Two other projects just announced by the Citizen Cyberscience Centre (from the Science Daily news item),

Other projects the Citizen Cyberscience Centre has initiated focus on promoting volunteer science in the developing world, for humanitarian purposes. For example, in collaboration with IBM’s philanthropic World Community Grid and Tsinghua University in Beijing, the Citizen Cyberscience Centre launched the Computing for Clean Water project. The project uses the supercomputer-like strength of World Community Grid to enable scientists to design efficient low-cost water filters for clean water.
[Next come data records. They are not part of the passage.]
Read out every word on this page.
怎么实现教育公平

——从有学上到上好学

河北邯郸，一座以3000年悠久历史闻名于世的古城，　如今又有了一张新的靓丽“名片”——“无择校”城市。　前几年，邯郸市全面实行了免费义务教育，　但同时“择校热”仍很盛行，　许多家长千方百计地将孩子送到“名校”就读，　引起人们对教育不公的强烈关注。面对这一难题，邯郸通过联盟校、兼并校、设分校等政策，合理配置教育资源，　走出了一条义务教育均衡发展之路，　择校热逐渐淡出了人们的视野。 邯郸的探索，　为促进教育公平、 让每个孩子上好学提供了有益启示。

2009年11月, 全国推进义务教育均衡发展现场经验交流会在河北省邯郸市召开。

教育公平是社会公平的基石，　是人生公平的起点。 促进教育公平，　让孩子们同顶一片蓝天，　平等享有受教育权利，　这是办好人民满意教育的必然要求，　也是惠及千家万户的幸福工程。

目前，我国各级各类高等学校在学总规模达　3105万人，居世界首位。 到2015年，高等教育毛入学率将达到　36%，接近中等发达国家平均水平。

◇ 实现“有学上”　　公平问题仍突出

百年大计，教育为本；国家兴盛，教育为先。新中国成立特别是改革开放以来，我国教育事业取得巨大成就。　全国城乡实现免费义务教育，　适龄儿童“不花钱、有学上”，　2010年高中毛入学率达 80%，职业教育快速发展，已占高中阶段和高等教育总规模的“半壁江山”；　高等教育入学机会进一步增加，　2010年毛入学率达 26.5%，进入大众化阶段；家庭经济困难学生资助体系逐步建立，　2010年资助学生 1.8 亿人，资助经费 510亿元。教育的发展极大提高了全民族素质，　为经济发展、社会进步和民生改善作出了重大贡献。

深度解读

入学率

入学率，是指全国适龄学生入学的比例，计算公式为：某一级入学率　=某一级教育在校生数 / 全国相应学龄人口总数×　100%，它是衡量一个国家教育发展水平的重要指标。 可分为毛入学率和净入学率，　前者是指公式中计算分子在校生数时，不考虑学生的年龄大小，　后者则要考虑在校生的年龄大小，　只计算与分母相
In a separate project supported by HP, volunteers can help UNOSAT, the Operational Satellite Applications Programme of UNITAR, to improve damage assessment in developing regions affected by natural or human-made disasters, for humanitarian purposes.
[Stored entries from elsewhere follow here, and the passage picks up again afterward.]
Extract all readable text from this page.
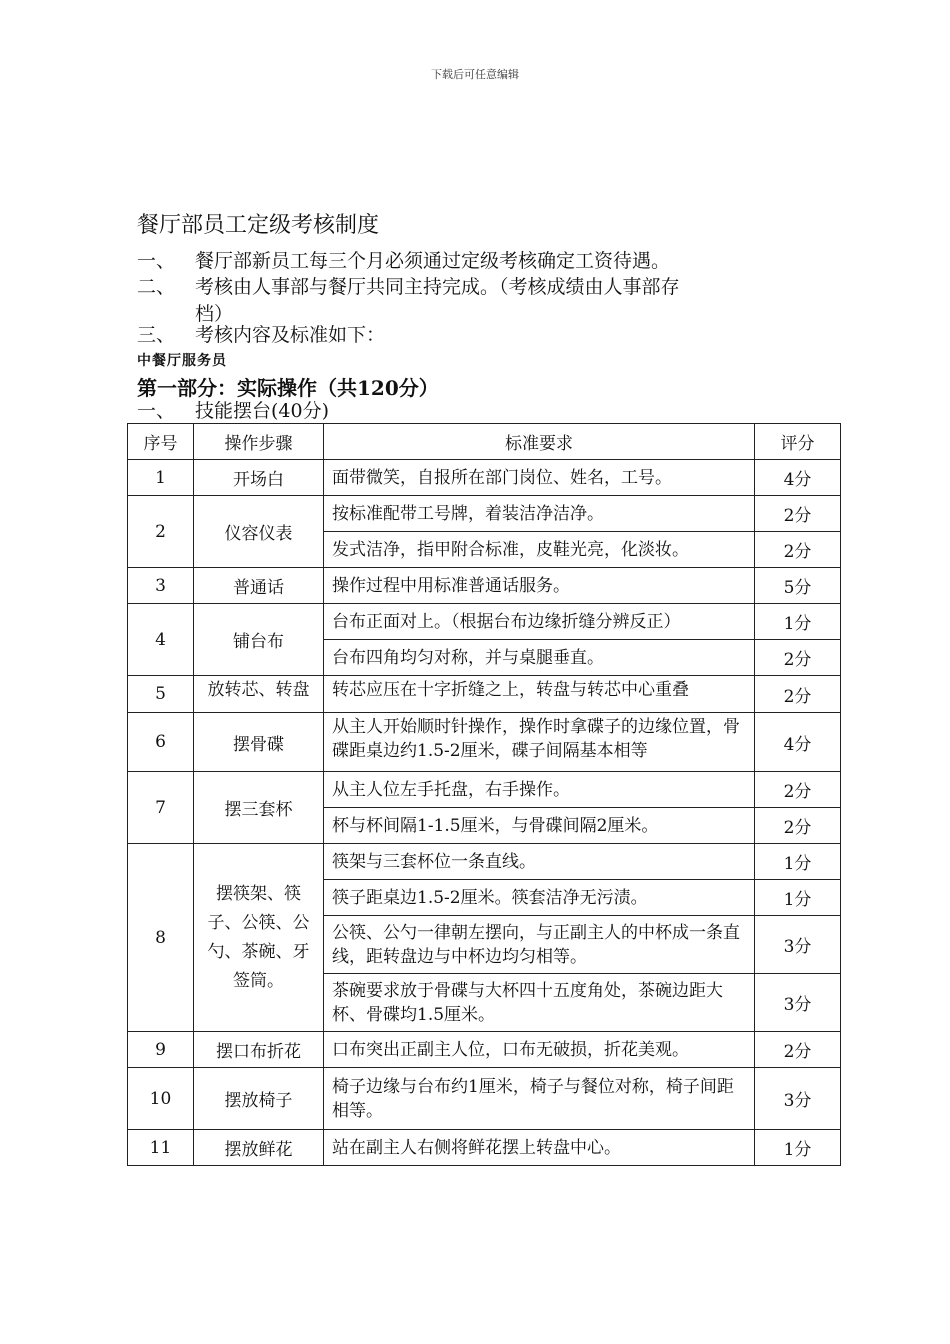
下载后可任意编辑
餐厅部员工定级考核制度
一、 餐厅部新员工每三个月必须通过定级考核确定工资待遇。
二、 考核由人事部与餐厅共同主持完成。（考核成绩由人事部存
档）
三、 考核内容及标准如下：
中餐厅服务员
第一部分：实际操作（共120分）
一、 技能摆台(40分)
序号	操作步骤	标准要求	评分
1	开场白	面带微笑，自报所在部门岗位、姓名，工号。	4分
2	仪容仪表	按标准配带工号牌，着装洁净洁净。	2分
		发式洁净，指甲附合标准，皮鞋光亮，化淡妆。	2分
3	普通话	操作过程中用标准普通话服务。	5分
4	铺台布	台布正面对上。（根据台布边缘折缝分辨反正）	1分
		台布四角均匀对称，并与桌腿垂直。	2分
5	放转芯、转盘	转芯应压在十字折缝之上，转盘与转芯中心重叠	2分
6	摆骨碟	从主人开始顺时针操作，操作时拿碟子的边缘位置，骨碟距桌边约1.5-2厘米，碟子间隔基本相等	4分
7	摆三套杯	从主人位左手托盘，右手操作。	2分
		杯与杯间隔1-1.5厘米，与骨碟间隔2厘米。	2分
8	摆筷架、筷子、公筷、公勺、茶碗、牙签筒。	筷架与三套杯位一条直线。	1分
		筷子距桌边1.5-2厘米。筷套洁净无污渍。	1分
		公筷、公勺一律朝左摆向，与正副主人的中杯成一条直线，距转盘边与中杯边均匀相等。	3分
		茶碗要求放于骨碟与大杯四十五度角处，茶碗边距大杯、骨碟均1.5厘米。	3分
9	摆口布折花	口布突出正副主人位，口布无破损，折花美观。	2分
10	摆放椅子	椅子边缘与台布约1厘米，椅子与餐位对称，椅子间距相等。	3分
11	摆放鲜花	站在副主人右侧将鲜花摆上转盘中心。	1分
More information about these projects is available in the August 8, 2011 news item on physorg.com,

As Sergio Bertolucci, Director of Research and Scientific Computing at CERN, emphasizes: “While LHC@home is a great opportunity to encourage more public involvement in science, the biggest benefits of citizen cyberscience are for researchers in developing regions who have limited resources for computing and manpower. Online volunteers can boost available research resources enormously at very low cost. This is a trend we are committed to promote through the Citizen Cyberscience Center”.
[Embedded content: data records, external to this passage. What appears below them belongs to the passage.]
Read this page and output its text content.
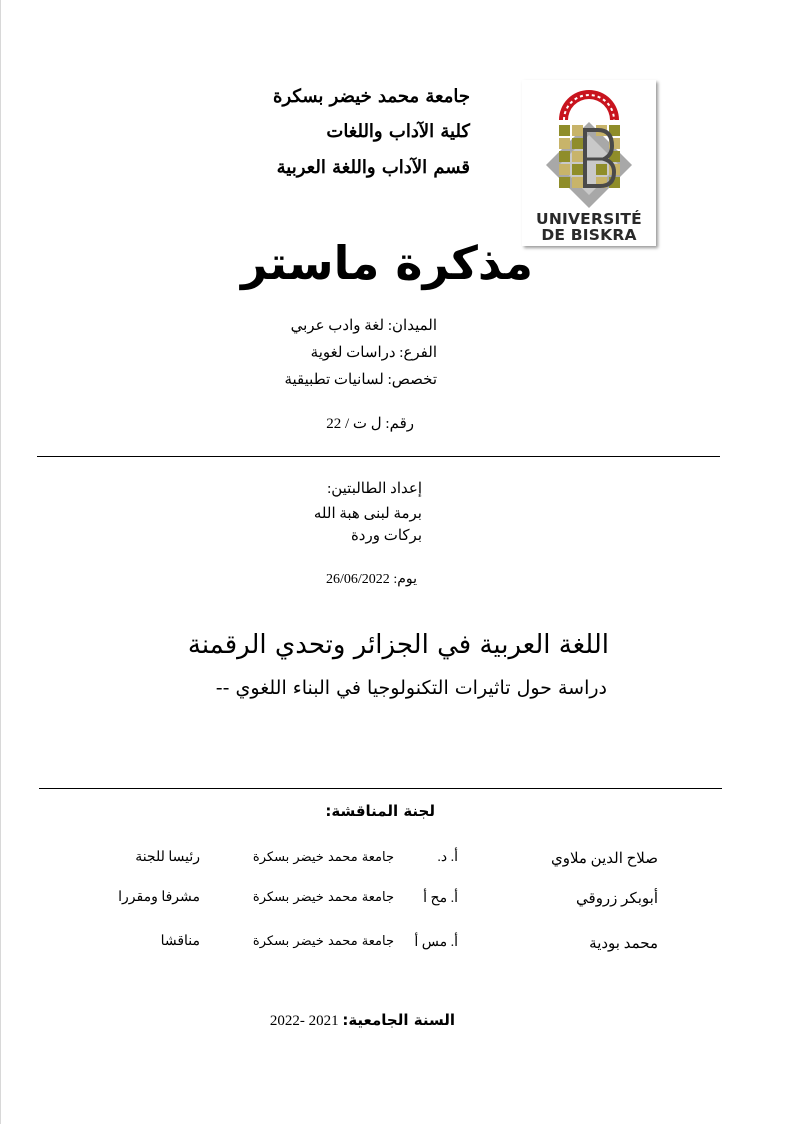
جامعة محمد خيضر بسكرة
كلية الآداب واللغات
قسم الآداب واللغة العربية
UNIVERSITÉ
DE BISKRA
مذكرة ماستر
الميدان: لغة وادب عربي
الفرع: دراسات لغوية
تخصص: لسانيات تطبيقية
رقم: ل ت / 22
إعداد الطالبتين:
برمة لبنى هبة الله
بركات وردة
يوم: 26/06/2022
اللغة العربية في الجزائر وتحدي الرقمنة
دراسة حول تاثيرات التكنولوجيا في البناء اللغوي --
لجنة المناقشة:
صلاح الدين ملاوي
أ. د.
جامعة محمد خيضر بسكرة
رئيسا للجنة
أبوبكر زروقي
أ. مح أ
جامعة محمد خيضر بسكرة
مشرفا ومقررا
محمد بودية
أ. مس أ
جامعة محمد خيضر بسكرة
مناقشا
السنة الجامعية: 2021 -2022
Leading international computer manufacturers such as IBM and HP have contributed their support and expertise to Citizen Cyberscience Center projects including UNOSAT [UNITAR’s Operational Satellite Applications Prorgramme]. Using data from space agencies and satellite operators around the world, UNOSAT can produce maps for humanitarian applications such as damage assessment or monitoring deforestation. The project relies on ‘volunteer thinking’ where participants actively analyse imagery and their results are compared.

“From a development and humanitarian perspective, the potential of citizen-powered research is enormous”, says Francesco Pisano, Manager of UNOSAT, ” Participating in the Citizen Cyberscience Center enables us to get new insights into the cutting edge of crowdsourcing technologies. There is no doubt that volunteers are playing an increasingly central role in dealing with crisis response, thanks to the Internet.”

Well, the current London riots are revealing other less salubrious uses of social media and the internet but I like to think that in the end, creative uses will prove more enticing than destructive uses.

ETA August 10, 2011: I found one more year, 2011 is the International Year of Forests.